Andrew L. Oringer and Albert Feuer have made available their article, “In the Pursuit of Domestic Tranquility – Matrimonial Attorneys Should Follow the Bouncing Beneficiary Designations,” published at 43 Comp. Plan. J. 43 (March 6, 2015). The Abstract reads as follows:
The Supreme Court, in Kennedy v. Plan Administrator for DuPont Savings and Investment Plan, 555 U.S. 285 (2009) identified the “plan documents” rule (the “Plan Documents Rule”) as the legal doctrine that controls the inquiry regarding beneficiary identification for ERISA plans. The Plan Documents Rule presents an extremely bright-line standard. Generally, the inquiry starts and stops with determining who is designated as the applicable beneficiary under and in accordance with the governing plan. However, Kennedy, in a footnote, raised a question as to whether a claimant may have a cause of action against a person to whom the plan paid benefits in accordance with the governing plan documents.

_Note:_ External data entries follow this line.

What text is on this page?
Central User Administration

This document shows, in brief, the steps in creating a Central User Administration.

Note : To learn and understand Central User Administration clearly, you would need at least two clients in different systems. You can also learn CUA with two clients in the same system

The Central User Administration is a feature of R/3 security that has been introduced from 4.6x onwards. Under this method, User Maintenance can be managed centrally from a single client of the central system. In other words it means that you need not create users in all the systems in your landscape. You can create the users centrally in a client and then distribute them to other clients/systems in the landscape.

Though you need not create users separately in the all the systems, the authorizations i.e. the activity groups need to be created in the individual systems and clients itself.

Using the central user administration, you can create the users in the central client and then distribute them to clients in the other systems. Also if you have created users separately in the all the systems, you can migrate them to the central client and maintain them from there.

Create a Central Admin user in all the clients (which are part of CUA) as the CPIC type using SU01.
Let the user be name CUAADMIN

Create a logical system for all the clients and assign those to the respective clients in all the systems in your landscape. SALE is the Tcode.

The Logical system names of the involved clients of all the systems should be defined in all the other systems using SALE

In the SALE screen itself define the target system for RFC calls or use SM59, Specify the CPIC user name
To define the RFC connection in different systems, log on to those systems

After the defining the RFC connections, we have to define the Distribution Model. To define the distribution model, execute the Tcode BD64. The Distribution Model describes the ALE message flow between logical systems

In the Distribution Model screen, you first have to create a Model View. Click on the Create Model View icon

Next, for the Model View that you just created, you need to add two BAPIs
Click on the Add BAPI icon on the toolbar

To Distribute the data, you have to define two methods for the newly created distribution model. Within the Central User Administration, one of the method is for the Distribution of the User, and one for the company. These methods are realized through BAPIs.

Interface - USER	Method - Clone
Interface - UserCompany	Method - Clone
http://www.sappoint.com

This article reviews the Court’s Kennedy approach, discusses the approach taken in various post-Kennedy cases, and show how the Plan Document Rule may pose a trap for the unwary. If the beneficiary designation under an ERISA-governed plan is inconsistent with other domestic-relations documents, or otherwise inconsistent with the parties’ apparent intent, the beneficiary designation will nevertheless govern the plan’s benefit payment obligation. However, there may be litigation and disputes about whether the plan’s designated beneficiary is entitled to retain the benefit amounts received from the ERISA plan. Further, such disputes may arise for an ERISA plan that is a pension plan, a life-insurance plan, or some other type of plan, or whether the plan terms include a revocation upon divorce provision.

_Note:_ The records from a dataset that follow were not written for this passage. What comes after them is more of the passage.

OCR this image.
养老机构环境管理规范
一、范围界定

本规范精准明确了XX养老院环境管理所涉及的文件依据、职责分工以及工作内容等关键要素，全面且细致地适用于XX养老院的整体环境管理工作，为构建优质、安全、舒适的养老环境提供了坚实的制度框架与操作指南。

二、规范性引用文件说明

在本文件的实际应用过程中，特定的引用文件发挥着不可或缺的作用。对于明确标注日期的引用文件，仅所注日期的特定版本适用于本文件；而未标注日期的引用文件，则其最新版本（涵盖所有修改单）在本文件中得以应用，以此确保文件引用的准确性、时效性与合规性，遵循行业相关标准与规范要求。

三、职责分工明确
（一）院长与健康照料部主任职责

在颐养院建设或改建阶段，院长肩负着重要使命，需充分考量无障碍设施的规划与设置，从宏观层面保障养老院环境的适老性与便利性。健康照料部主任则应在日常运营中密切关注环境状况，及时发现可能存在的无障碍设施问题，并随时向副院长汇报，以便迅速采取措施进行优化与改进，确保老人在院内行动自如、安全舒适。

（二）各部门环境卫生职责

Fortunately, the Plan Documents Rule also provides a clear path to accuracy and certainty for a plan participant and all parties affected by the participant’s marital dissolution. Domestic-relations attorneys can do so by (i) consulting with their clients, (ii) ascertaining the intent of the clients and drafting the applicable dissolution documentation reflecting that intent, and (iii) critically, consulting with their clients so that the plan participant ultimately submits post-dissolution beneficiary designations consistent with the intended terms of the dissolution.